Identification of transcription factor binding sites from ChIP-seq data at high-resolution
MOTIVATION: Chromatin-immunoprecipitation coupled to next-generation sequencing (ChIP-seq) is widely used to study the in vivo binding sites of transcription factors (TFs) and their regulatory targets. Recent improvements to ChIP-seq, such as increased resolution, promise deeper insights into transcriptional regulation, yet require novel computational tools to fully leverage their advantages.
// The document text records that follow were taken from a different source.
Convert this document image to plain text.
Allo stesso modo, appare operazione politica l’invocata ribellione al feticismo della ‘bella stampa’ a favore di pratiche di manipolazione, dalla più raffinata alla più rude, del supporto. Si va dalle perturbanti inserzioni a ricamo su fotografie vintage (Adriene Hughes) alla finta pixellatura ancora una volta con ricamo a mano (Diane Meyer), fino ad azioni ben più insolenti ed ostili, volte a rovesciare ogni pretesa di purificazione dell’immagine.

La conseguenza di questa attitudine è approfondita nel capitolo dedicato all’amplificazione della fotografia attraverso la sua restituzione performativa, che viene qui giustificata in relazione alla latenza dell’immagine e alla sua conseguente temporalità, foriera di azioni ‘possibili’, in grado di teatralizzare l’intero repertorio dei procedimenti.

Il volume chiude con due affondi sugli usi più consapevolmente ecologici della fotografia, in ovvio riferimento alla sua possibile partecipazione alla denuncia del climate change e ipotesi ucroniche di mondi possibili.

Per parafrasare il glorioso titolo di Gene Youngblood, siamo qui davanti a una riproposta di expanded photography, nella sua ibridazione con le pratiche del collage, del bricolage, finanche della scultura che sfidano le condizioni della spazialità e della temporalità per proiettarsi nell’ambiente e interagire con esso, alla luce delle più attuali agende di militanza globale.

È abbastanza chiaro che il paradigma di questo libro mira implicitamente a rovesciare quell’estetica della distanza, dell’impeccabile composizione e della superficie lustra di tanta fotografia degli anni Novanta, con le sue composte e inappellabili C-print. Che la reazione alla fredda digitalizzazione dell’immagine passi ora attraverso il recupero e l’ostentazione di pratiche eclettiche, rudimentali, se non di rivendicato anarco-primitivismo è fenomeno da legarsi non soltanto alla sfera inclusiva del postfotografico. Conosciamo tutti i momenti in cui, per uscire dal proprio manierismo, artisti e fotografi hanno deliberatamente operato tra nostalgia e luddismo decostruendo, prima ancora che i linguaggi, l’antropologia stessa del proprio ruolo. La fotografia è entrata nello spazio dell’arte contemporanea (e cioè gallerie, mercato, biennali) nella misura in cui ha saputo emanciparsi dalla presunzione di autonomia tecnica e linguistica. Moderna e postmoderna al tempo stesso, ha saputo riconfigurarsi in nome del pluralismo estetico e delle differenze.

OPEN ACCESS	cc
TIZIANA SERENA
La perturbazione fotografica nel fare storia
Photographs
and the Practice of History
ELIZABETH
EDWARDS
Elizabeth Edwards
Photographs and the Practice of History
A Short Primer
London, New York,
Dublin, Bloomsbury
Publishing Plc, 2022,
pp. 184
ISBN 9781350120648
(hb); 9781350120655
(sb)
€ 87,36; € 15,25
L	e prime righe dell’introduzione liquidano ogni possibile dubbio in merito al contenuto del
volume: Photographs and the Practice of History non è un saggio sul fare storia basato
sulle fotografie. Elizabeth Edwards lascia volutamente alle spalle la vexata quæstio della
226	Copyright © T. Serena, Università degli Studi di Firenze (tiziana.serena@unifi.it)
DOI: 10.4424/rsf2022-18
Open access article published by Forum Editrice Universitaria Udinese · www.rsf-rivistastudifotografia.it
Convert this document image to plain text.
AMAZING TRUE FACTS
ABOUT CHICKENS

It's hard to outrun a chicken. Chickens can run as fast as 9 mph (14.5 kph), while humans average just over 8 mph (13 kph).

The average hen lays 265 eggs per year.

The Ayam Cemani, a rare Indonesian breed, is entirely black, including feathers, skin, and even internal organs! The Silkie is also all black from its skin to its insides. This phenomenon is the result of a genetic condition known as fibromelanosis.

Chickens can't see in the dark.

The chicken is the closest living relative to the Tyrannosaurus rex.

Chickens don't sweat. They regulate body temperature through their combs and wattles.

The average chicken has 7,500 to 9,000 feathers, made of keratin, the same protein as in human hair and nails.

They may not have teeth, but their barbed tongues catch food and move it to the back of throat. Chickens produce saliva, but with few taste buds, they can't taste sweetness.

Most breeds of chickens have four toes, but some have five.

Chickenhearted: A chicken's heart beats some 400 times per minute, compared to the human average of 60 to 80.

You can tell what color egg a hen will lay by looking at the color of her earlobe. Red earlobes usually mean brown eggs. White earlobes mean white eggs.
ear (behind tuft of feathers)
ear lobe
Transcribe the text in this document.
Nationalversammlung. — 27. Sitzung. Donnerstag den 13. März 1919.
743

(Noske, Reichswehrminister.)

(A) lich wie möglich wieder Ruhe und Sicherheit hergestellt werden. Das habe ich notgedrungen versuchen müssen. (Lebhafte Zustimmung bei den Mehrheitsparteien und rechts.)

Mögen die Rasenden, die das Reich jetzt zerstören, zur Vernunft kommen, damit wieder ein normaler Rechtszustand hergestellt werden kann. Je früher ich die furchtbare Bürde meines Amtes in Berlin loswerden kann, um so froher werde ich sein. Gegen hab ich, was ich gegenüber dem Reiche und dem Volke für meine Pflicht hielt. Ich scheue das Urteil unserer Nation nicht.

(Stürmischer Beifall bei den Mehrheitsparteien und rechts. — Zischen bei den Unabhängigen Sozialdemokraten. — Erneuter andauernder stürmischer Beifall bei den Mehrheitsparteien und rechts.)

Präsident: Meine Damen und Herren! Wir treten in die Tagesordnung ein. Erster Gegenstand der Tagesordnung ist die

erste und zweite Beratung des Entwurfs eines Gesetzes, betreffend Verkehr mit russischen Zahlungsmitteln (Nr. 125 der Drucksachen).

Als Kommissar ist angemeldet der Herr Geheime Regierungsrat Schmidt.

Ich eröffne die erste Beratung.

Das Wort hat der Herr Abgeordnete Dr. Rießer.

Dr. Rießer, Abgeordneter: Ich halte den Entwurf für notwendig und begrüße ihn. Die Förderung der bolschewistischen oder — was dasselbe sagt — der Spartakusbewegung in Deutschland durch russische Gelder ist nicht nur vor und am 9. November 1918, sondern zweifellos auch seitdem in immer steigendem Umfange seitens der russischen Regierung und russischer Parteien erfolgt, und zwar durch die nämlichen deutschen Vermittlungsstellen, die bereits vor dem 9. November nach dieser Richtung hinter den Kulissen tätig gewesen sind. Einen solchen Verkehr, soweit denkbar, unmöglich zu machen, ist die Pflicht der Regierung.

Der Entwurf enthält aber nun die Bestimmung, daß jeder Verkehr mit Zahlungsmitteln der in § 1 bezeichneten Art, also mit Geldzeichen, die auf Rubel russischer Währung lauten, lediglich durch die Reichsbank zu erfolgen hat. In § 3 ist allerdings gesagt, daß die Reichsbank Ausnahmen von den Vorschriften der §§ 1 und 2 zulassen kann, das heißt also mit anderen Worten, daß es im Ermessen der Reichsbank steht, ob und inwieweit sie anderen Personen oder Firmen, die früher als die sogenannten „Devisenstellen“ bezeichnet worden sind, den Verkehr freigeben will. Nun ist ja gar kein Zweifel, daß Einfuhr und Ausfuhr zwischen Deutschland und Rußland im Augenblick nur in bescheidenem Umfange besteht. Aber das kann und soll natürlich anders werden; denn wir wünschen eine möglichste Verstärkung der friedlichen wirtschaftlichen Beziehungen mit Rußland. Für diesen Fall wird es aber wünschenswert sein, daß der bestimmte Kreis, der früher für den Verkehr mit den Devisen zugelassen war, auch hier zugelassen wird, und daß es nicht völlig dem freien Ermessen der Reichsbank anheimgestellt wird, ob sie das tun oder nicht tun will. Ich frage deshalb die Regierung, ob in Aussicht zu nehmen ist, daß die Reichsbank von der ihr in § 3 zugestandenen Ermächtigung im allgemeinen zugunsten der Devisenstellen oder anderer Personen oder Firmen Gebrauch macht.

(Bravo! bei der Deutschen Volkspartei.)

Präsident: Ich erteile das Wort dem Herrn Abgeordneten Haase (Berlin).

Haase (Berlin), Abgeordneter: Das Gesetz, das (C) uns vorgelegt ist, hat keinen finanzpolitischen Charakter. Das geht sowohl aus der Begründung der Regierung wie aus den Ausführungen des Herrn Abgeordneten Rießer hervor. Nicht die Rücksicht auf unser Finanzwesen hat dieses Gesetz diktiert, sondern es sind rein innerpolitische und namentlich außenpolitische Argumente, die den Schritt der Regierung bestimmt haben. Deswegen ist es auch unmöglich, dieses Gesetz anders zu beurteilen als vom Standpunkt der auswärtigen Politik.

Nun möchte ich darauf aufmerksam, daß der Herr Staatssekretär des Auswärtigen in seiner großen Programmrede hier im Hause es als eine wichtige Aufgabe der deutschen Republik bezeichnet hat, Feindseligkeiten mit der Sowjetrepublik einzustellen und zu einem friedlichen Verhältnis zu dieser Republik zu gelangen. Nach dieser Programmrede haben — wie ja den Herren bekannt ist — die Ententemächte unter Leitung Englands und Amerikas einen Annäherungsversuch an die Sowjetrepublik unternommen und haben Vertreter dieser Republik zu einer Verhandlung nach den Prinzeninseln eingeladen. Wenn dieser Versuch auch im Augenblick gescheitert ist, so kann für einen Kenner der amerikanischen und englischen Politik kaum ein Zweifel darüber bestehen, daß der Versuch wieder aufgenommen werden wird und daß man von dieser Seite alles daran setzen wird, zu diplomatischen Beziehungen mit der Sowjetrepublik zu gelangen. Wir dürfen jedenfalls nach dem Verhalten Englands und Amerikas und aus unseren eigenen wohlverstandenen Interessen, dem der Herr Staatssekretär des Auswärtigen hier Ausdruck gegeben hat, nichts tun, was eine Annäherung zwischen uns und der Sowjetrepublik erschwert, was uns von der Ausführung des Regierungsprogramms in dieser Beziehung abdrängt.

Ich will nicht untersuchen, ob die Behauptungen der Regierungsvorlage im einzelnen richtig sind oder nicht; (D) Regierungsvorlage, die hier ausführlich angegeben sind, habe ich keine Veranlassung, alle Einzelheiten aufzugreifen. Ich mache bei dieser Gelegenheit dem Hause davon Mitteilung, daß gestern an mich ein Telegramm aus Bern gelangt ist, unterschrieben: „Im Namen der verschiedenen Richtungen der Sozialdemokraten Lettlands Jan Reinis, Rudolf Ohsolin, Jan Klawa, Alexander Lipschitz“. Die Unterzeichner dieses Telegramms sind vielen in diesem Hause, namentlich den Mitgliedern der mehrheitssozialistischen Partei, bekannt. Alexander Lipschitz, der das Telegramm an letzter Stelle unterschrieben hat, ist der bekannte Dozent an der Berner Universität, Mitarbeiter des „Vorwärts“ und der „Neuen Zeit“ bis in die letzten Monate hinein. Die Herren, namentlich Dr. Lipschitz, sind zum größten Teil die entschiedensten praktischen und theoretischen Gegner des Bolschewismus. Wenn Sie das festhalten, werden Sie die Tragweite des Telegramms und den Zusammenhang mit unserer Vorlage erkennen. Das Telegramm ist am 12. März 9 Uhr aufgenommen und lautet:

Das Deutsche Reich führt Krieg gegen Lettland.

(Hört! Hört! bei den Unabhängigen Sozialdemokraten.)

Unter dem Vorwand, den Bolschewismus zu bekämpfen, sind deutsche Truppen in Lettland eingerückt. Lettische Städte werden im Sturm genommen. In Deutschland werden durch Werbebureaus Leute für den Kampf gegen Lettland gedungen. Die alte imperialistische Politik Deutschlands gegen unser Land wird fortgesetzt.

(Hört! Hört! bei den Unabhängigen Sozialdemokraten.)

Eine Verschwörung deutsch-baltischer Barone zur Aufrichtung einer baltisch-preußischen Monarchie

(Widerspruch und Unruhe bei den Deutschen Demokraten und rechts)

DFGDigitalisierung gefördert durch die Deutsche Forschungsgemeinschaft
RESULTS: To this aim, we have developed peakzilla, which can identify closely spaced TF binding sites at high resolution (i.e. resolves individual binding sites even if spaced closely), as we demonstrate using semi-synthetic datasets, performing ChIP-seq for the TF Twist in Drosophila embryos with different experimental fragment sizes, and analyzing ChIP-exo datasets. We show that the increased resolution reached by peakzilla is highly relevant as closely spaced Twist binding sites are strongly enriched in transcriptional enhancers, suggesting a signature to discriminate functional from abundant non-functional or neutral TF binding. Peakzilla is easy to use as it estimates all the necessary parameters from the data and is freely available.
AVAILABILITY: The peakzilla program is available from github or starklab.
Bardet AF, Steinmann J, Bafna S, Knoblich JA, Zeitlinger J, Stark A. Identification of transcription factor binding sites from ChIP-seq data at high-resolution. Bioinformatics. 2013 Aug 24. [Epub ahead of print]. Pubmed 23980024.